La pièce s’assombrit. Il doit être tard déjà. Allumer la lampe… j’ai froid aux pieds. Et rentrer me pelotonner au fond du lit, frotter mes pieds l’un contre l’autre… Bon j’arrête à la fin de la page… j’arrête et je rentre dans le lit. Papa n’est toujours pas rentré.
Dans cette histoire la petite fille est jolie. Je la touche du doigt. Elle est radieuse dans sa petite robe. Elle vit dans une très grande maison, avec plein de fenêtres à petits carreaux. La lumière entre partout. Et il y a beaucoup de personnes autour d’elle. Sa famille, ses amis. Ils jouent tous ensemble, ils courent dans un grand jardin avec une pelouse verte et des primevères. Les grands regardent avec amour les enfants, ils leur parlent toujours gentiment.
La chaise est vide à côté de moi. Papa n’est pas là. Il m’avait promis de lire l’histoire. J’aime bien quand c’est lui qui lit l’histoire. J’entends sa grosse voix douce qui s’accorde aux jolies images. Et je place ma tête dans le creux de son épaule…
Je vais allumer la lampe. On ne voit plus rien ici. Et il fait vraiment froid. La petite fille rit sur l’image de mon livre. Elle joue avec son chien ; on dirait le printemps chez elle. Et je vois les murs chez moi, si tristes. Mais c’est parce que papa n’est pas là. Quand il va rentrer, il mettra la bouilloire sur le feu et nous chanterons…

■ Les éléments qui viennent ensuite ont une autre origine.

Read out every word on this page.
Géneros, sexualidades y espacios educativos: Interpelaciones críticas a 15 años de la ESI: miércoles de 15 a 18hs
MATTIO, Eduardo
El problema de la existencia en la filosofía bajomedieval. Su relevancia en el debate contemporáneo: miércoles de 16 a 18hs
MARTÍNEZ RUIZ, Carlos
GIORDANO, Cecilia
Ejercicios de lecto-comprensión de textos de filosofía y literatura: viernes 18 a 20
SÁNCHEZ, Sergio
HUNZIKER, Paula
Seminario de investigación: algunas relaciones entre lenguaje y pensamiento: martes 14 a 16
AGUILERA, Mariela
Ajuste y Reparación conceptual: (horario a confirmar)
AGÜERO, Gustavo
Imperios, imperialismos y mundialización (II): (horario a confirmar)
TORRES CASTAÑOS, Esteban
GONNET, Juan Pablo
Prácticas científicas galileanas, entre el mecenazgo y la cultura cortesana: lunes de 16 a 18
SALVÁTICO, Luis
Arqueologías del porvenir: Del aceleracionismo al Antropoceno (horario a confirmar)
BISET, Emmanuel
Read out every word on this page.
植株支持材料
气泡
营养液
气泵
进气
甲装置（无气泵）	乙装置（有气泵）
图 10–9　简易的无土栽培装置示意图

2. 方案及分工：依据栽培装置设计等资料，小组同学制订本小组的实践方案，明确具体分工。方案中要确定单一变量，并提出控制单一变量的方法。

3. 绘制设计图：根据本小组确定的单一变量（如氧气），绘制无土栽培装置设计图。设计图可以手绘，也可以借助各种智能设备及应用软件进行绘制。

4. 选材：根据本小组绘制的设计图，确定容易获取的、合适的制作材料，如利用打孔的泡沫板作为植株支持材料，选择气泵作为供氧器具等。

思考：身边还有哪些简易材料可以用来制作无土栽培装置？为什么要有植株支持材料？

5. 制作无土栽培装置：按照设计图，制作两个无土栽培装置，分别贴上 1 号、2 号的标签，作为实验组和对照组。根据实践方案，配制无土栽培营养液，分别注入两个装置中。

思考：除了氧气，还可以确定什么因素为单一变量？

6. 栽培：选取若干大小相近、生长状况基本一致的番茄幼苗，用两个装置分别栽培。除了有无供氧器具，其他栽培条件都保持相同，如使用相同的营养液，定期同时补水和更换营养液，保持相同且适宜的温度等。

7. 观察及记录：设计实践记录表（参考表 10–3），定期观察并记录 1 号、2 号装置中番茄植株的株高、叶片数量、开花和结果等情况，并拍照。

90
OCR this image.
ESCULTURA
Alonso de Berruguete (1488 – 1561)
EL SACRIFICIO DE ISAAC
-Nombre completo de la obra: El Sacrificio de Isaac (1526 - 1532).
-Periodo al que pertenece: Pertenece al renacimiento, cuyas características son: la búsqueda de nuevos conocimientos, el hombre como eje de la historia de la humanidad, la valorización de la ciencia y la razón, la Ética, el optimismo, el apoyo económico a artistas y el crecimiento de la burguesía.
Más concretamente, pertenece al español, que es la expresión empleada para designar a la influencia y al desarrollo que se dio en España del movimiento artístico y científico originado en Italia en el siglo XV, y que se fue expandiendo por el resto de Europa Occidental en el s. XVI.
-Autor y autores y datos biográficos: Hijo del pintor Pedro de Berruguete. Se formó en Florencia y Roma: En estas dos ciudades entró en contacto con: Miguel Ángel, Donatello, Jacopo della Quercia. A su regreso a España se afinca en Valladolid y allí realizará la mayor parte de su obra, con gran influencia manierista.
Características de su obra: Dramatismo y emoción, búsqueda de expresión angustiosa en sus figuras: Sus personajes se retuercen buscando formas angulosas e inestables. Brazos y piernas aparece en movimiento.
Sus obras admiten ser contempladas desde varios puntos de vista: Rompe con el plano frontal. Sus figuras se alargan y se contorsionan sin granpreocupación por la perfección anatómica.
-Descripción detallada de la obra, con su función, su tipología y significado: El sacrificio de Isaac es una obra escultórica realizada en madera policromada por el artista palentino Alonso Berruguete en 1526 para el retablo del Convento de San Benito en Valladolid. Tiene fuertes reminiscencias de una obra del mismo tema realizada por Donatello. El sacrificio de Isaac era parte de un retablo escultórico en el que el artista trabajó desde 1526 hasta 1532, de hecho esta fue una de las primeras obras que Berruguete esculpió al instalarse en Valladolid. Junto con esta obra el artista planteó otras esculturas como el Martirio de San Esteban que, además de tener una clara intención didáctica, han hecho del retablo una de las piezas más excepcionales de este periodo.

La petite fille du livre pleure maintenant. Elle est triste. Son chien s’est enfui et s’est fait écraser. Son chien est mort. Et je pleure aussi… j’aimerais bien avoir un chien. Comme ça je jouerais avec lui en attendant Papa. Je serais avec lui, je ne serais plus seul. Je comprends la tristesse de la petite fille. Et elle est toujours aussi jolie, malgré ses larmes. Il y a toujours autant de personnes autour de la petite fille mais elle paraît toute seule…Ce n’est plus le printemps chez elle, des nuages apparaissent au fond.
Ici ? seule la chaise de Papa est éclairée. Pourtant j’ai allumé la lampe. Je distingue de plus en plus mal les images du livre. La chaise est vide ; j’attends Papa et je pleure comme la petite fille du livre. Pourtant je n’ai pas de chien et il n’est pas mort. C’est peut-être pour cela que je pleure, parce que je n’ai pas de chien. Je pense à Papa. Il me dirait que je suis un grand maintenant, que j’ai allumé la lampe et que j’ai su m’occuper de la maison tout seul. Papa ne crie presque jamais et j’aime quand il me serre fort contre lui. Quand il fait ça, toute la tristesse disparaît.
J’entends ses pas devant l’entrée. Il s’essuie les pieds. Dans quelques instants ce sera aussi le printemps chez moi, comme chez la petite fille du livre.